Eating well and staying active are key to supporting your body both after birth and during breastfeeding. Good nutrition and regular movement can help improve energy levels, support recovery, and make daily life with your baby feel more manageable.
Regular meals
Try to eat regular meals – breakfast, lunch, and dinner – and include one or two healthy snacks. This can help maintain steady energy levels and reduce the need for sugary drinks, sweets, and snacks.
Move every day
Physical activity doesn’t have to mean structured exercise. A walk with your baby in a stroller is a great way to stay active. Aim for about 150 minutes of moderate activity per week (around 20–30 minutes per day), as recommended for adults.
Extra fluids
When breastfeeding, your body needs more fluids. A common guideline is to drink to thirst, which usually provides enough hydration. Water is the best choice, while sugary drinks add extra calories without nutritional benefit.
Weight and recovery
Gradual weight loss after pregnancy is generally recommended. Many people lose weight quickly in the first few weeks due to fluid shifts, which is normal.

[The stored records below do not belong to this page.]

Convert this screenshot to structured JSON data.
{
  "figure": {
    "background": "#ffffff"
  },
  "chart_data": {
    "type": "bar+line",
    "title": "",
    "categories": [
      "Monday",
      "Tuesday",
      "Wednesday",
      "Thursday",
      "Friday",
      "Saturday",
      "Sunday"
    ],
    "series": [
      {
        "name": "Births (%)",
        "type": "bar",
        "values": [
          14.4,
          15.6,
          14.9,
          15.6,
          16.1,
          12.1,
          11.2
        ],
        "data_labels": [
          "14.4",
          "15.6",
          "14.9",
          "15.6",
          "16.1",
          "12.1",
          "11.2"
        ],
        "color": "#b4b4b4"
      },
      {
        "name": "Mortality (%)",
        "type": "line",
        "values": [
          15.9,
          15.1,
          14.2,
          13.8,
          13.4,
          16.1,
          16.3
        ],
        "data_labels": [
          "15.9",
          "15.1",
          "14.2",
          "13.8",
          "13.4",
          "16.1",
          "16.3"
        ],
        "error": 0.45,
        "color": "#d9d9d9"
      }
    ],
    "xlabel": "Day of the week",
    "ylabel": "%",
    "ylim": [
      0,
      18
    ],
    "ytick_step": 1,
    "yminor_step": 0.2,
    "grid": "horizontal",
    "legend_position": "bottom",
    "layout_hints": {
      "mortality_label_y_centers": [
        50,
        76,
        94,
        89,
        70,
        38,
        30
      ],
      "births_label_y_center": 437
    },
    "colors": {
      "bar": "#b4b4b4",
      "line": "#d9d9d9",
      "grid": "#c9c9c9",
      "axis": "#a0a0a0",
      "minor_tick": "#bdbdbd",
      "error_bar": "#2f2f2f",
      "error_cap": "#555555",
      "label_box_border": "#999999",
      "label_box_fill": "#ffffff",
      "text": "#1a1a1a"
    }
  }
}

After that, a steady weight loss of about 1 pound (0.5 kg) per week is considered safe, especially when breastfeeding. Rapid weight loss is not recommended, as it may affect energy levels and milk supply.
If you are above a healthy weight, working toward a balanced weight over time can support your overall health and reduce risks in future pregnancies. Your healthcare provider can help you find the right approach.
Healthy eating patterns
In the U.S., the Dietary Guidelines for Americans provide a helpful framework for balanced eating. This includes:
- Fruits and vegetables
- Whole grains
- Lean protein foods
- Dairy or fortified alternatives
- Healthy fats
Thinking about another pregnancy?
If you’re planning another pregnancy, it’s recommended to take 400 micrograms of folic acid daily starting at least one month before conception. This helps reduce the risk of neural tube defects.